Procedures are a sequence of machine instructions that fulfill some task. The end result of the execution of a procedure is the accomplishment of that activity. Functions, on the other hand, execute a sequence of machine instructions specifically to compute some value to return to the caller. Of course, a function can perform some activity as well and procedures can undoubtedly compute some values, but the main difference is that the purpose of a function is to return some computed result; procedures don't have this requirement.

A good example of a procedure is the stdout.puti32 procedure. This procedure requires a single int32 parameter. The purpose of this procedure is to print the decimal conversion of this integer value to the standard output device. Note that stdout.puti32 doesn't return any kind of value that is usable by the calling program.

A good example of a function is the cs.member function. This function expects two parameters: The first is a character value, and the second is a character set value. This function returns true (1) in EAX if the character is a member of the specified character set. It returns false if the character parameter is not a member of the character set.

Logically, the fact that cs.member returns a usable value to the calling code (in EAX) while stdout.puti32 does not is a good example of the main difference between a function and a procedure. So, in general, a procedure becomes a function by virtue of the fact that you explicitly decide to return a value somewhere upon procedure return. No special syntax is needed to declare and use a function. You still write the code as a procedure.

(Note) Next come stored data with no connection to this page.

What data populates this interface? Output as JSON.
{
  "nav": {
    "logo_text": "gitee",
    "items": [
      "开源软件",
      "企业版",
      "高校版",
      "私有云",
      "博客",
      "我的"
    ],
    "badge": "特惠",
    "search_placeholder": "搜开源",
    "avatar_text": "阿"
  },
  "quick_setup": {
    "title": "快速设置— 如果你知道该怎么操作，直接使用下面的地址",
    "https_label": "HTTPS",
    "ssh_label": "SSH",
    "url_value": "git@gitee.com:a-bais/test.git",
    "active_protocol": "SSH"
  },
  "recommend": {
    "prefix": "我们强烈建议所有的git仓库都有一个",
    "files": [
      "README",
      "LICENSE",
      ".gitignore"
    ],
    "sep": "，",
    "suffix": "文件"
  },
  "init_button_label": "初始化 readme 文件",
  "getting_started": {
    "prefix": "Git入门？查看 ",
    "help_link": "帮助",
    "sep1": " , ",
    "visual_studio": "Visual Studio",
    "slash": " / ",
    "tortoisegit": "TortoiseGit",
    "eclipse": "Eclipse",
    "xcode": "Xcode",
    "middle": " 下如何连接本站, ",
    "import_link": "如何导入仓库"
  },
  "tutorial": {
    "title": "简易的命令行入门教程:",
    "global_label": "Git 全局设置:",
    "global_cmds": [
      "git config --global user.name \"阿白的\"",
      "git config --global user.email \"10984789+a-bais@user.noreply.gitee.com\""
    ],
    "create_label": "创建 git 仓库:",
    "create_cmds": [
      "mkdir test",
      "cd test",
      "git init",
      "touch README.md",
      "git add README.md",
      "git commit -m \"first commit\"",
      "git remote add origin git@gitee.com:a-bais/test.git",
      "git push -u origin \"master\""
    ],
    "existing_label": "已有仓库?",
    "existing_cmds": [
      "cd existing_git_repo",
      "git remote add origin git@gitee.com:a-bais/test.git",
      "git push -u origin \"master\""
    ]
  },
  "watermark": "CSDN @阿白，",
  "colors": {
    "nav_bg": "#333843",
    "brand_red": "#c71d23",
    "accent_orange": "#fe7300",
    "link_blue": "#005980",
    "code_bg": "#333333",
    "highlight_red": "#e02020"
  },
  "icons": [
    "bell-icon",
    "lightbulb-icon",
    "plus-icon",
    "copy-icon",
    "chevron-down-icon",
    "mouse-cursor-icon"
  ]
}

5.8.1 Returning Function Results

The 80x86's registers are the most common place to return function results. The cs.member routine in the HLA Standard Library is a good example of a function that returns a value in one of the CPU's registers. It returns true (1) or false (0) in the EAX register. By convention, programmers try to return 8-, 16-, and 32-bit (non-real) results in the AL, AX, and EAX registers, respectively.^[7] For example, this is where most high level languages return these types of results.

Of course, there is nothing particularly sacred about the AL/AX/EAX register. You can return function results in any register if it is more convenient to do so. However, if you don't have a good reason for not using AL/AX/EAX, then you should follow the convention. Doing so will help others understand your code better because they will generally assume that your functions return small results in the AL/AX/EAX register set.

If you need to return a function result that is larger than 32 bits, you obviously must return it somewhere other than in EAX (which can hold values 32 bits or less). For values slightly larger than 32 bits (e.g., 64 bits or maybe even as many as 128 bits) you can split the result into pieces and return those parts in two or more registers. It is very common to see programs returning 64-bit values in the EDX:EAX register pair (e.g., the HLA Standard Library stdin.geti64 function returns a 64-bit integer in the EDX:EAX register pair).

If you need to return a really large object as a function result — say, an array of 1,000 elements — you obviously are not going to be able to return the function result in the registers. There are two common ways to deal with really large function return results: Either pass the return value as a reference parameter or allocate storage on the heap (using malloc) for the object and return a pointer to it in a 32-bit register. Of course, if you return a pointer to storage you've allocated on the heap, the calling program must free this storage when it is done with it.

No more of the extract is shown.